Dani and I committed to giving consistently to the ministry of our church during our pre-marital counseling in the spring of 2008. However, we realized that once we set up our automatic payment with our credit union, the discipline became much easier and we felt like the work was not done. We felt that this was a good and important thing to do, but it wasn’t the end-all-be-all of the generosity spoken about in 2 Corinthians 8. So we began to be challenged about what it would mean to ask God to show us ways we could be generous to those we interact with every week (people we meet in the course of our work, the people who live in our apartment complex, the diverse people Dani works with and handles through her job as an attorney, the people I get to minister to and with as a pastor). Tomorrow and Friday, I will share two stories of how this has happened recently (and trust me, both of them involve me learning lessons the hard way – which is my normal pattern).

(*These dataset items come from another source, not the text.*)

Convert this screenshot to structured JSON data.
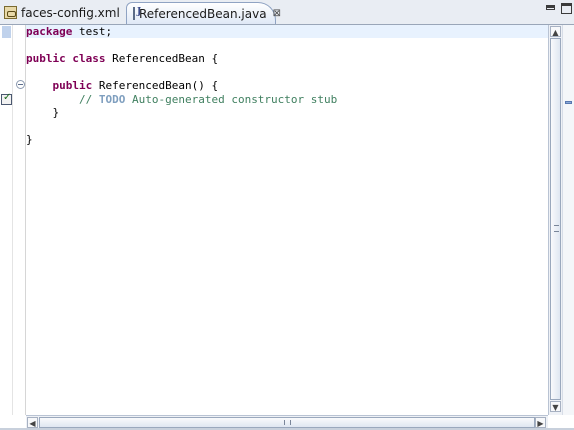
{
  "tabs": [
    {
      "label": "faces-config.xml",
      "icon": "xml-file-icon",
      "active": false
    },
    {
      "label": "ReferencedBean.java",
      "icon": "java-file-icon",
      "active": true,
      "close_glyph": "⊠"
    }
  ],
  "window_controls": {
    "minimize_icon": "minimize-icon",
    "maximize_icon": "maximize-icon"
  },
  "code": {
    "lines": [
      [
        {
          "t": "package",
          "c": "kw"
        },
        {
          "t": " test;",
          "c": ""
        }
      ],
      [],
      [
        {
          "t": "public",
          "c": "kw"
        },
        {
          "t": " ",
          "c": ""
        },
        {
          "t": "class",
          "c": "kw"
        },
        {
          "t": " ReferencedBean {",
          "c": ""
        }
      ],
      [],
      [
        {
          "t": "    ",
          "c": ""
        },
        {
          "t": "public",
          "c": "kw"
        },
        {
          "t": " ReferencedBean() {",
          "c": ""
        }
      ],
      [
        {
          "t": "        ",
          "c": ""
        },
        {
          "t": "// ",
          "c": "cm"
        },
        {
          "t": "TODO",
          "c": "todo"
        },
        {
          "t": " Auto-generated constructor stub",
          "c": "cm"
        }
      ],
      [
        {
          "t": "    }",
          "c": ""
        }
      ],
      [],
      [
        {
          "t": "}",
          "c": ""
        }
      ]
    ]
  },
  "colors": {
    "keyword": "#7f0055",
    "comment": "#3f7f5f",
    "todo": "#7f9fbf",
    "current_line": "#e8f2fe"
  },
  "scrollbars": {
    "up_glyph": "▲",
    "down_glyph": "▼",
    "left_glyph": "◀",
    "right_glyph": "▶"
  }
}
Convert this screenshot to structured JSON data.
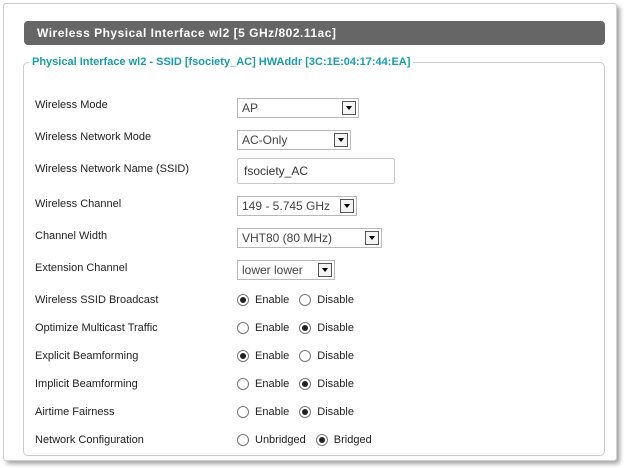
{
  "window_title": "Wireless Physical Interface wl2 [5 GHz/802.11ac]",
  "fieldset_legend": "Physical Interface wl2 - SSID [fsociety_AC] HWAddr [3C:1E:04:17:44:EA]",
  "fields": {
    "wireless_mode": {
      "label": "Wireless Mode",
      "value": "AP"
    },
    "network_mode": {
      "label": "Wireless Network Mode",
      "value": "AC-Only"
    },
    "ssid": {
      "label": "Wireless Network Name (SSID)",
      "value": "fsociety_AC"
    },
    "channel": {
      "label": "Wireless Channel",
      "value": "149 - 5.745 GHz"
    },
    "channel_width": {
      "label": "Channel Width",
      "value": "VHT80 (80 MHz)"
    },
    "extension_channel": {
      "label": "Extension Channel",
      "value": "lower lower"
    },
    "ssid_broadcast": {
      "label": "Wireless SSID Broadcast",
      "option_a": "Enable",
      "option_b": "Disable",
      "selected": "Enable"
    },
    "multicast": {
      "label": "Optimize Multicast Traffic",
      "option_a": "Enable",
      "option_b": "Disable",
      "selected": "Disable"
    },
    "explicit_bf": {
      "label": "Explicit Beamforming",
      "option_a": "Enable",
      "option_b": "Disable",
      "selected": "Enable"
    },
    "implicit_bf": {
      "label": "Implicit Beamforming",
      "option_a": "Enable",
      "option_b": "Disable",
      "selected": "Disable"
    },
    "airtime": {
      "label": "Airtime Fairness",
      "option_a": "Enable",
      "option_b": "Disable",
      "selected": "Disable"
    },
    "net_config": {
      "label": "Network Configuration",
      "option_a": "Unbridged",
      "option_b": "Bridged",
      "selected": "Bridged"
    }
  },
  "colors": {
    "title_bar": "#666666",
    "legend_text": "#1a9ea8"
  }
}
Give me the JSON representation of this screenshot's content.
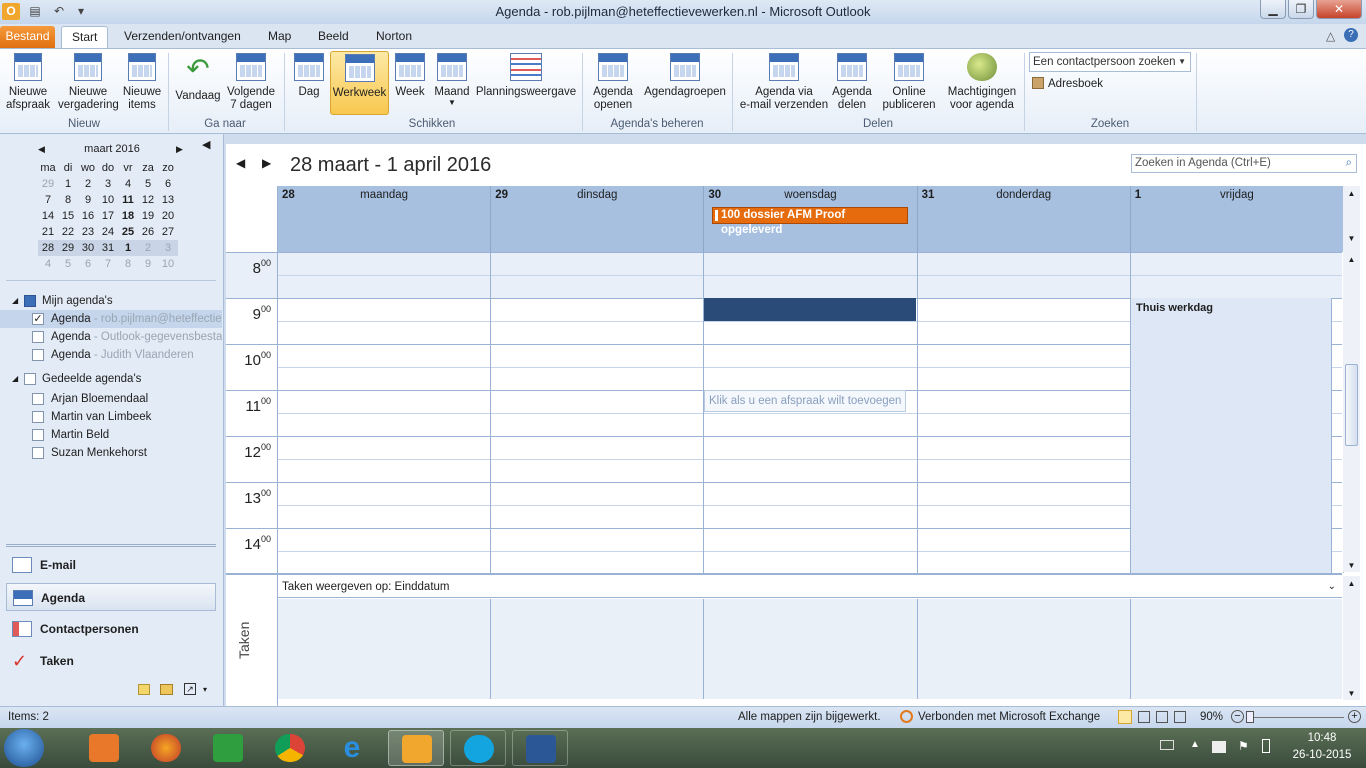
{
  "window": {
    "title": "Agenda - rob.pijlman@heteffectievewerken.nl  -  Microsoft Outlook"
  },
  "tabs": [
    "Bestand",
    "Start",
    "Verzenden/ontvangen",
    "Map",
    "Beeld",
    "Norton"
  ],
  "ribbon": {
    "nieuw": {
      "label": "Nieuw",
      "afspraak": "Nieuwe\nafspraak",
      "vergadering": "Nieuwe\nvergadering",
      "items": "Nieuwe\nitems"
    },
    "ganaar": {
      "label": "Ga naar",
      "vandaag": "Vandaag",
      "volgende": "Volgende\n7 dagen"
    },
    "schikken": {
      "label": "Schikken",
      "dag": "Dag",
      "werkweek": "Werkweek",
      "week": "Week",
      "maand": "Maand",
      "planning": "Planningsweergave"
    },
    "beheren": {
      "label": "Agenda's beheren",
      "openen": "Agenda\nopenen",
      "groepen": "Agendagroepen"
    },
    "delen": {
      "label": "Delen",
      "email": "Agenda via\ne-mail verzenden",
      "delen": "Agenda\ndelen",
      "online": "Online\npubliceren",
      "machtigingen": "Machtigingen\nvoor agenda"
    },
    "zoeken": {
      "label": "Zoeken",
      "contact_placeholder": "Een contactpersoon zoeken",
      "adresboek": "Adresboek"
    }
  },
  "minical": {
    "month": "maart 2016",
    "weekdays": [
      "ma",
      "di",
      "wo",
      "do",
      "vr",
      "za",
      "zo"
    ],
    "weeks": [
      [
        "29",
        "1",
        "2",
        "3",
        "4",
        "5",
        "6"
      ],
      [
        "7",
        "8",
        "9",
        "10",
        "11",
        "12",
        "13"
      ],
      [
        "14",
        "15",
        "16",
        "17",
        "18",
        "19",
        "20"
      ],
      [
        "21",
        "22",
        "23",
        "24",
        "25",
        "26",
        "27"
      ],
      [
        "28",
        "29",
        "30",
        "31",
        "1",
        "2",
        "3"
      ],
      [
        "4",
        "5",
        "6",
        "7",
        "8",
        "9",
        "10"
      ]
    ]
  },
  "tree": {
    "mijn": "Mijn agenda's",
    "mijn_items": [
      {
        "name": "Agenda",
        "sub": " - rob.pijlman@heteffectievewerken.nl",
        "checked": true
      },
      {
        "name": "Agenda",
        "sub": " - Outlook-gegevensbestand",
        "checked": false
      },
      {
        "name": "Agenda",
        "sub": " - Judith Vlaanderen",
        "checked": false
      }
    ],
    "gedeeld": "Gedeelde agenda's",
    "gedeeld_items": [
      "Arjan Bloemendaal",
      "Martin van Limbeek",
      "Martin Beld",
      "Suzan Menkehorst"
    ]
  },
  "nav": [
    "E-mail",
    "Agenda",
    "Contactpersonen",
    "Taken"
  ],
  "calendar": {
    "range": "28 maart - 1 april 2016",
    "search_placeholder": "Zoeken in Agenda (Ctrl+E)",
    "days": [
      {
        "num": "28",
        "name": "maandag"
      },
      {
        "num": "29",
        "name": "dinsdag"
      },
      {
        "num": "30",
        "name": "woensdag"
      },
      {
        "num": "31",
        "name": "donderdag"
      },
      {
        "num": "1",
        "name": "vrijdag"
      }
    ],
    "hours": [
      "8",
      "9",
      "10",
      "11",
      "12",
      "13",
      "14"
    ],
    "minutes": "00",
    "allday_event": "100 dossier AFM Proof opgeleverd",
    "friday_event": "Thuis werkdag",
    "click_hint": "Klik als u een afspraak wilt toevoegen",
    "tasks_label": "Taken weergeven op: Einddatum",
    "tasks_side": "Taken"
  },
  "status": {
    "items": "Items: 2",
    "updated": "Alle mappen zijn bijgewerkt.",
    "exchange": "Verbonden met Microsoft Exchange",
    "zoom": "90%"
  },
  "taskbar": {
    "time": "10:48",
    "date": "26-10-2015"
  },
  "colors": {
    "accent": "#e1700f",
    "header": "#a7c0e0",
    "event_dark": "#2a4a78"
  }
}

The following quote comes from a small group study I am doing with the college students I lead at North Phoenix. The study is called “Nehemiah: Repurposed” and you can get more info on it here (along with a host of other great small group bible studies that are written and intended for college students and young adults – but really work for all generations). These words reminded me again today that I need to take RESPONSIBILITY for being generous and not pass the buck to other people or just write a check and clear my conscience.
“Compassion is not a program of the church. It is an act of the church. Now it’s time to move from sympathy to action. Many in the church today notice the needs of others, and feel badly about their condition, but don’t act on their feelings. They respond with sympathy rather than compassion. Sadly, the institutional church is in part to blame for much of this.
Over the years, the church has outsourced its compassion-based ministries. Just as the globalization of corporations has greatly affected the U.S. economy, the outsourcing of compassion-based ministries has devestated the church’s caring economy. It happens as we send missionaries across oceans. It happens as we start parachurch organizations to love college students or those who are incarcerated. It happens as we send money to local food kitchens or neighborhood outreaches. With each of these well-intentioned ministries, the message to the people of God from the institutional church, intentional or not, is this: Caring for those in need is someone else’s job. Compassion is no longer something we look for in our lives; we look for it in someone else’s ministry. Compassion is just another service we pay for.”